In 2022, Vermont authorities brought charges against a home improvement contractor accused of collecting more than $250,000 in deposits and progress payments from multiple homeowners for construction and renovation work that was never finished—and in some cases never meaningfully started. The case, prosecuted under Vermont's home improvement fraud statute, became a cautionary example of how easily consumer money can vanish when large sums change hands before work is complete.
The pattern described by prosecutors and consumer advocates was familiar to anyone who follows contractor fraud: a licensed-sounding operator signs agreements with several households, requests substantial up-front deposits, performs little or no work, and then stops returning calls. By the time homeowners realize the projects will never be completed, the money is gone and the contractor has often moved on to new clients.
What Happened
According to reporting on the case and statements from Vermont law enforcement, the contractor entered into contracts with numerous homeowners across the state for kitchen remodels, additions, and general renovation work. Homeowners paid deposits and staged payments as requested, often amounting to tens of thousands of dollars per household.
Instead of completing the promised work, the contractor allegedly failed to deliver materials, abandoned partially completed jobs, or never appeared at the property at all. The aggregate losses reported to authorities exceeded $250,000—a figure that placed the conduct squarely within Vermont's felony home improvement fraud framework.
Vermont's home improvement fraud law, codified at 13 V.S.A. § 2029, specifically targets contractors who take payment and fail to perform, or who use deception to obtain money for work. The statute escalates penalties based on the dollar amount involved, with the largest thresholds carrying multi-year prison exposure and significant fines.
When a contractor takes a homeowner's deposit and simply disappears, the victim is often left with an unfinished home and no realistic way to recover the money.— Vermont Attorney General's Office, consumer protection statement, 2022
Why It Was Easy for the Fraud to Occur
Vermont, unlike some states, has historically had a light-touch approach to residential contractor regulation.
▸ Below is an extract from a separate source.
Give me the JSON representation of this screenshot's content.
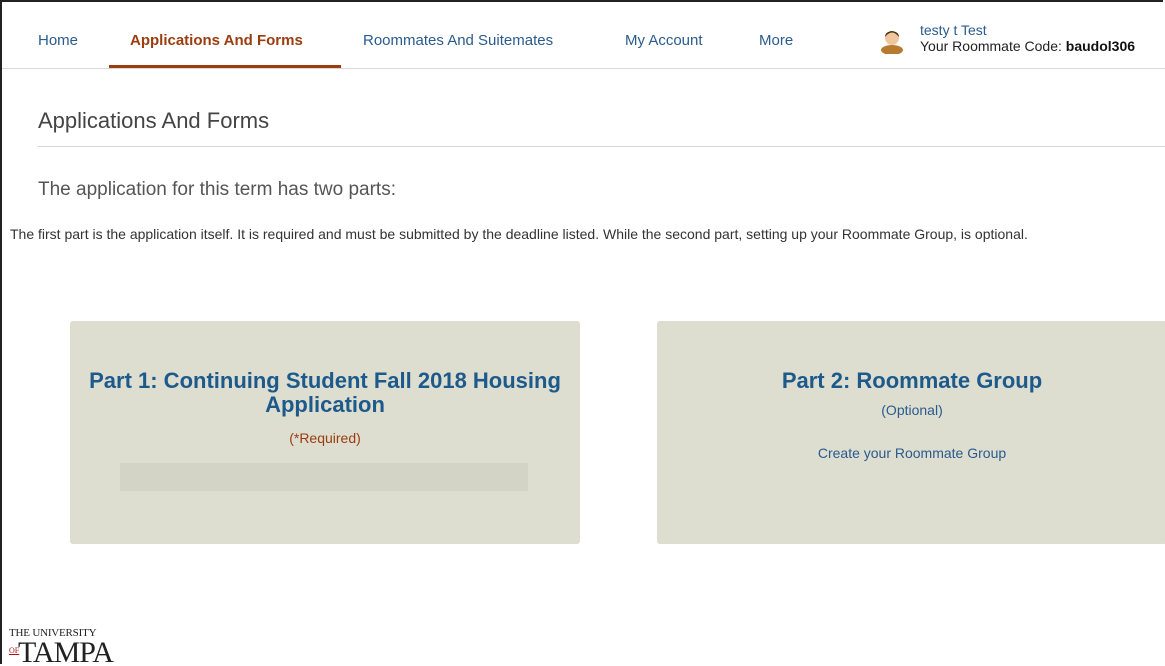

For much of the period in question, the state did not require general contractors to hold a statewide occupational license before taking on residential projects. That regulatory gap meant homeowners had limited ability to verify a contractor's standing before writing a check.
The payment structure itself created the vulnerability. Standard practice in home improvement allows contractors to collect a deposit and progress payments directly. Once a homeowner hands over a deposit, that money is under the contractor's exclusive control. There is no independent party verifying that the funds are used for the intended project, and nothing physically stops a contractor from spending one client's deposit on another client's overdue obligations—or on personal expenses.
Because each homeowner typically dealt with the contractor privately, no single victim could see the broader pattern. It was only after multiple complaints reached the Consumer Assistance Program and law enforcement that the full scope—exceeding a quarter million dollars—became visible.
The Investigation
Investigators reconstructed the scheme by aggregating individual homeowner complaints. Vermont's Consumer Assistance Program, operated in partnership with the Attorney General's Office, is the standard first stop for defrauded consumers, and complaint clustering is frequently what triggers criminal referral in these cases.
Prosecutors examining contractor fraud typically trace payment records, bank deposits, and the timeline of work performed versus money collected. In cases like this, the absence of purchased materials and subcontractor payments—despite large sums collected—becomes strong evidence that funds were diverted. The felony threshold under § 2029 turns heavily on documenting the total loss amount, which is why aggregating multiple victims mattered to the charging decision.
Even with a successful prosecution, restitution remains difficult. Criminal courts can order repayment, but if the money has already been spent, homeowners often recover only cents on the dollar over many years, if anything at all.
What Escrow Would Have Changed
The structural flaw in this case is that homeowner money went directly into the contractor's control with no verification. An escrow arrangement fundamentally rethinks that flow.
Under an escrow model, a homeowner's deposit and milestone payments are deposited with a neutral third party rather than the contractor. Funds are released only when defined project milestones are verified as complete. If the contractor performs no work, no money is released—the deposit stays protected and can be returned. This single change removes the ability to collect a large up-front sum and simply walk away.
Escrow also creates accountability across multiple clients. Because funds are earmarked per project and released only against verified progress, a contractor cannot use one homeowner's deposit to cover another job. The revolving-deposit dynamic that let losses balloon past $250,000 becomes structurally impossible.
Finally, escrow shortens the recovery timeline. Instead of waiting years for restitution that may never fully materialize, protected funds remain available to the homeowner or can be redirected to a replacement contractor. Where regulation is light, escrow supplies the protection the law does not—by making it impossible to steal money that was never released in the first place.